وَقَضِيَّةُ كَلَامِ التَّنْبِيهِ وَكَثِيرِينَ أَنَّ مَنْ لَمْ يَصُمْ رَمَضَانَ لِعُذْرٍ أَوْ سَفَرٍ أَوْ صِبًا أَوْ جُنُونٍ أَوْ كُفْرٍ لَا يُسَنُّ لَهُ صَوْمُ سِتَّةٍ مِنْ شَوَّالٍ . قَالَ أَبُو زُرْعَةَ : وَلَيْسَ كَذَلِكَ : أَيْ بَلْ يُحَصِّلُ أَصْلَ سُنَّةِ الصَّوْمِ وَإِنْ لَمْ يُحَصِّلْ الثَّوَابَ الْمَذْكُورَ لِتَرَتُّبِهِ فِي الْخَبَرِ عَلَى صِيَامِ رَمَضَانَ . وَإِنْ أَفْطَرَ رَمَضَانَ تَعَدِّيًا حَرُمَ عَلَيْهِ صَوْمُهَا. وَقَضِيَّةُ قَوْلِ الْمَحَامِلِيِّ تَبَعًا لِشَيْخِهِ الْجُرْجَانِيِّ ( يُكْرَهُ لِمَنْ عَلَيْهِ قَضَاءُ رَمَضَانَ أَنْ يَتَطَوَّعَ بِالصَّوْمِ كَرَاهَةُ صَوْمِهَا لِمَنْ أَفْطَرَهُ بِعُذْرٍ
Artinya, “Masalah di Tanbih dan banyak ulama menyebutkan bahwa orang yang tidak berpuasa Ramadhan karena uzur, perjalanan, masih anak-anak, masih kufur, tidak dianjurkan puasa sunnah enam hari di bulan Syawal.
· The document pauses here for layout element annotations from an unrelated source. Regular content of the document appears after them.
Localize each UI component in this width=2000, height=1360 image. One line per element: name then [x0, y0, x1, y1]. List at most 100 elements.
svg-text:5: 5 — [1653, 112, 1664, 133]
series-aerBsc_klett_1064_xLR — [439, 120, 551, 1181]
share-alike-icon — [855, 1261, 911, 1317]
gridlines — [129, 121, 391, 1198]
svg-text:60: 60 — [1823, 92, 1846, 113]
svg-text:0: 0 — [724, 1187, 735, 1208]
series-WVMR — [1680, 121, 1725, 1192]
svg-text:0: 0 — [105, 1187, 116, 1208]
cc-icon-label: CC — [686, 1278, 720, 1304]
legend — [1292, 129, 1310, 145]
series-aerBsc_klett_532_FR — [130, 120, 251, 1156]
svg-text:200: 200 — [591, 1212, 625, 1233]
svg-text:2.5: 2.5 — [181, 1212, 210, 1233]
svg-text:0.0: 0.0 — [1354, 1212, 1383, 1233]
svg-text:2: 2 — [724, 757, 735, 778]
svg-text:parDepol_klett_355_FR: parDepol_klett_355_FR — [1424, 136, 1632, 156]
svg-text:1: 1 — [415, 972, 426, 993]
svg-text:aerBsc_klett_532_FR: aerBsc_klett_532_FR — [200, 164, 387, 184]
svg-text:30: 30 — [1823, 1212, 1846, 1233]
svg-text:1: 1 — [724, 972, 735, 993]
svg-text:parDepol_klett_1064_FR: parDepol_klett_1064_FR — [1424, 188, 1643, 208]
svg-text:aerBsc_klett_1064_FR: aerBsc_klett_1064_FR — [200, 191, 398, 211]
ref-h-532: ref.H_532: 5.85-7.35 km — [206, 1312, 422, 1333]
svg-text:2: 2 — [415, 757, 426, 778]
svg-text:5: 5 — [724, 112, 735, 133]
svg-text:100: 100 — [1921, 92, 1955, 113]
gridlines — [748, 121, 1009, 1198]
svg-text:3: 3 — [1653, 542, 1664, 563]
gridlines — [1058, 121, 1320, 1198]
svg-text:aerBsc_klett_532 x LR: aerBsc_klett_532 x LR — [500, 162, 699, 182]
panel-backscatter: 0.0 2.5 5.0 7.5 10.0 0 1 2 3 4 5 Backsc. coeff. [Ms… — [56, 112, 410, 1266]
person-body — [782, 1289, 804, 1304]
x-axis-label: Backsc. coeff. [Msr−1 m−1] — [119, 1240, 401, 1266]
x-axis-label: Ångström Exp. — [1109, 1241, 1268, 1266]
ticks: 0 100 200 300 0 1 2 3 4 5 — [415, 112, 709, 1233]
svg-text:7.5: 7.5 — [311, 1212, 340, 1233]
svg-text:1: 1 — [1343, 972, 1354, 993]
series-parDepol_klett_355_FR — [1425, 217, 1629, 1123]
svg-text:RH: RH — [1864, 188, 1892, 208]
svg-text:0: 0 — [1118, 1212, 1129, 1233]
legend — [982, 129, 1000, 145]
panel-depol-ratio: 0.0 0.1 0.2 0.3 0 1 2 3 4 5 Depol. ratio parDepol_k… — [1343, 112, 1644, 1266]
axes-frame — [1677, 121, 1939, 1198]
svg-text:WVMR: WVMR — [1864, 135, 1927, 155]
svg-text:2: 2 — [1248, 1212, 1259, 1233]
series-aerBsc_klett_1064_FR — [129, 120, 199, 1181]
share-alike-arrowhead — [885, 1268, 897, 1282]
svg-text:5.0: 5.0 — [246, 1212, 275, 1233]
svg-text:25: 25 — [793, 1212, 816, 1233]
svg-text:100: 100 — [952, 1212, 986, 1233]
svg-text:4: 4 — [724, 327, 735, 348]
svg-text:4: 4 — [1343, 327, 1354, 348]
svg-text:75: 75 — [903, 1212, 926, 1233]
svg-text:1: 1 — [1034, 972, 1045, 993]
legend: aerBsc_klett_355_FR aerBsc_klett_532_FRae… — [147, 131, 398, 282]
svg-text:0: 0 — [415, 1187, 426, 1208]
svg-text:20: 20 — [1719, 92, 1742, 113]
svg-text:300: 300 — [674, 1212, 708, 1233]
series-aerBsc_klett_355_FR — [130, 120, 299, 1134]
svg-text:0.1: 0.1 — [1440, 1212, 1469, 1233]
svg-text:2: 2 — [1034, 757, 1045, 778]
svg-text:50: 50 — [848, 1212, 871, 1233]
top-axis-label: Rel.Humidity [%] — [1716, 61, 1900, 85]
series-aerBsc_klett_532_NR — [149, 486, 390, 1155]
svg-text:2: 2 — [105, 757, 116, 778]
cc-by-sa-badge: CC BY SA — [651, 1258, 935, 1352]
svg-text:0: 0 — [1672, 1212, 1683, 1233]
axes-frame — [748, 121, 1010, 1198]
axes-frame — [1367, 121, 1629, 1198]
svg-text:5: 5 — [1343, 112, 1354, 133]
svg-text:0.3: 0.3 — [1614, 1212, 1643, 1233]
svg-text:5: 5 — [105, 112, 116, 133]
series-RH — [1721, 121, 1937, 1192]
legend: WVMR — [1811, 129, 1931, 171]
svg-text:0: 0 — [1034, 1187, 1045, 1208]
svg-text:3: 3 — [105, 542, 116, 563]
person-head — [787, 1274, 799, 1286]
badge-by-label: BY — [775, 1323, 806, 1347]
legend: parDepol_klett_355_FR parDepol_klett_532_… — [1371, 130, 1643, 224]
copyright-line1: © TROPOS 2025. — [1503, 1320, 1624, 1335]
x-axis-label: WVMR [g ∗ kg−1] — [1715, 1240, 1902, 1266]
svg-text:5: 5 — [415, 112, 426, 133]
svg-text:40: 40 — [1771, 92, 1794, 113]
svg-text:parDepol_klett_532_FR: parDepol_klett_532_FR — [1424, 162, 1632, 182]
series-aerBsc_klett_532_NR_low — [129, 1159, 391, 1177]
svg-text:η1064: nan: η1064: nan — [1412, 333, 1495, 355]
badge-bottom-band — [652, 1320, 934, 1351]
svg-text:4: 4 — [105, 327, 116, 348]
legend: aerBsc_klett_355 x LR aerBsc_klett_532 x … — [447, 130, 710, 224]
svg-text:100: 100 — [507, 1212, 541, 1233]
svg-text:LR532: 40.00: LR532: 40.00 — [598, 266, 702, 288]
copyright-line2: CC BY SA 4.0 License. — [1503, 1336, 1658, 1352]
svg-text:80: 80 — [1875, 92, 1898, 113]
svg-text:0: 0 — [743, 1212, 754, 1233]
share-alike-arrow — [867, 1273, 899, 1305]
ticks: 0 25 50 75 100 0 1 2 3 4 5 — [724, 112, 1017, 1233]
Abu Zur‘ah berkata, tidak begitu juga. Ia tetap dapat pahala sunnah puasa Syawal meski tidak mendapatkan pahala yang dimaksud karena efeknya setelah Ramadhan sebagaimana tersebut di hadits.
Tetapi jika ia sengaja tidak berpuasa di bulan Ramadhan tanpa uzur, maka haram baginya puasa sunnah. Masalah yang disebutkan Al-Mahamili mengikuti pandangan gurunya, Al-Jurjani. (Orang utang puasa Ramadhan makruh berpuasa sunnah, kemakruhan puasa sunnah bagi mereka yang tidak berpuasa Ramadhan karena uzur)”.
Oleh karena itu, bagi orang yang memiliki utang puasa Ramadhan, sebaiknya meng-qadha utang puasanya dipisah dengan puasa sunnah Syawal. Mengutip Syekh Ali Jum’ah bahwa mendapat pahala ganda bukan berarti memperoleh pahala secara penuh.